Athletics Director Maturi reflects on his long road to U

Than Tibbetts

Sue LaTendresse said she was having phone trouble Wednesday night, so she tried to call her office answering machine at 11 p.m. to see if her connection was bad. To her surprise, her boss, Athletics Director Joel Maturi, answered the phone.

“What are you doing there?” she asked him. “I told your wife you’d be home tonight.”

Although Maturi’s critics might doubt his coaching choices or stadium plans, they might be hard-pressed to find someone who questions his work ethic.

Maturi, 59, has been the University’s athletics director for two years. In that time, he has merged the men’s and women’s athletics departments, helped to launch a stadium campaign and dealt with an athlete’s death.

“He starts every day, goes running, and he’s at his desk at 6:30 (a.m.),” said LaTendresse, Maturi’s executive secretary.

Growing up

Maturi grew up in the Iron Range city of Chisholm, Minn., when the iron mining industry was booming and Iron Range cities reaped the benefits of a thriving economy.

Maturi recalled an area with great schools, good buildings and good teachers. Unfortunately, he said, he grew up very fearful of his father.

“If you ever saw the movie ‘The Godfather,’ that was my dad,” he said. “When we did something wrong, we went and saw Dad. That wasn’t good.”

Maturi said he was afraid to ask his father if he could borrow the family car. He said he would go to his mother and ask to have the car to drive to the library.

“She’d say, ‘Go ask your father,’ ” he said. “I went and put my coat on and I walked.”

Maturi described his mother as a brilliant woman, a great educator and a tremendous mother.

And, as he found out later, Maturi said his father wasn’t as tough as the Godfather image he put out.

“Thank God he lived long enough that I found out he was just a teddy bear,” he said.

Maturi said he knew early on what he hoped to do with his life.

His fourth-grade classmates and he were asked to write a paper on what they wanted to do when they were older, he said.

Maturi wrote his paper on being a coach.

“Now that’s,” he paused, “kind of amazing.”

Maturi credits Chisholm’s recreational and youth sports programs for starting his interest in coaching.

Maturi played football, basketball and baseball at Chisholm High School, and he helped coach younger children in the sports programs.

The road to Minnesota

At one of his first coaching jobs at Edgewood High School, in Madison, Wis., Maturi worked his way up the ranks from assistant basketball and football coach to athletics director and assistant principal. Perhaps in a bit of foreshadowing, the school’s colors were maroon and gold.

After 18 years at Edgewood, Maturi said, he was ready to move on.

A year later, Maturi said, he received a call from the University of Wisconsin and joined the ranks of collegiate athletics directorship.

From there, Maturi spent two years as athletics director at the University of Denver, a decision that he now questions.

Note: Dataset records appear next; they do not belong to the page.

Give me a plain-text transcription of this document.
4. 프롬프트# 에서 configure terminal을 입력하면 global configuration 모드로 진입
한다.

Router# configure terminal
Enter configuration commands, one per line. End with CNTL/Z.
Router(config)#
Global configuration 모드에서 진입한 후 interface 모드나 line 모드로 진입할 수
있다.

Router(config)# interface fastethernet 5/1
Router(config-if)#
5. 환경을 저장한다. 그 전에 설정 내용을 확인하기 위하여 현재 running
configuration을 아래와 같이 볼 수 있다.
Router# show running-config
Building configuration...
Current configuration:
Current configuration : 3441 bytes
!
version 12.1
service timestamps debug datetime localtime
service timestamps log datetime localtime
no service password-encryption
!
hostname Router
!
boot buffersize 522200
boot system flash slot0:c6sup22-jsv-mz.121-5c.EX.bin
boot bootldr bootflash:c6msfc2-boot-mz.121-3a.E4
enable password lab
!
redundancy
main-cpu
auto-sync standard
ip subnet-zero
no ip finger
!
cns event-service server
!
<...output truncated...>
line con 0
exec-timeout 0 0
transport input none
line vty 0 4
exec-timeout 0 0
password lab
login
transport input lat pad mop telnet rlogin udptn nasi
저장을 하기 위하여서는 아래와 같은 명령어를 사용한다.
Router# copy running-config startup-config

“If I were to change anything in my life, I probably wouldn’t have gone there,” Maturi said. “It was hard on my family, harder than I ever expected, especially on my daughter, Annie.”

Lois Maturi, Joel Maturi’s wife, also said moving has been challenging.

“It was some transitioning because I had lived in Madison for nearly my whole life,” she said.

From Denver, Joel Maturi became the athletics director at the University of Miami-Ohio.

Joel Maturi said he told the University of Miami-Ohio’s president that he would only leave if he had the chance to be the athletics director at the University of Wisconsin, his alma mater the University of Notre Dame or the University of Minnesota.

“And interestingly enough, a search firm called me and asked if I was interested in being the (athletics director) in Minnesota,” he said.

Joel Maturi started his job at the University of Minnesota on Aug. 2, 2002.

A life of sport

Baseball coach John Anderson said that Joel Maturi has a full plate at the University of Minnesota.

“He’s got lots of energy. He’s willing to put his time in,” Anderson said.

Joel Maturi said the only way he knows how to win is to work harder.

“I don’t claim to be smarter than the next guy. So if I’m not smarter, I’d better work harder,” he said.

Mark Maturi, Joel Maturi’s son, said sports run in the family.

“I can only count two major family trips that were not associated with athletic events – Europe and Disney World,” Mark Maturi said.

Katie Maturi, Joel Maturi’s daughter, said her father and her uncles will play cards or bocce ball and spend hours disputing one play.

“You’ll never meet anyone more competitive than I am,” Joel Maturi said. “But that doesn’t mean I don’t understand that sometimes you win and sometimes you lose.”

Lois Maturi said she thinks her husband married the right person because she loves going to all the games.

“He got into the A.D. business sort of sideways, but he’s good at it, I think,” she said.

Joel Maturi said he still misses coaching.

“If I live long enough,” he said. “I’ll go back to it. I’ll retire and go volunteer someplace.”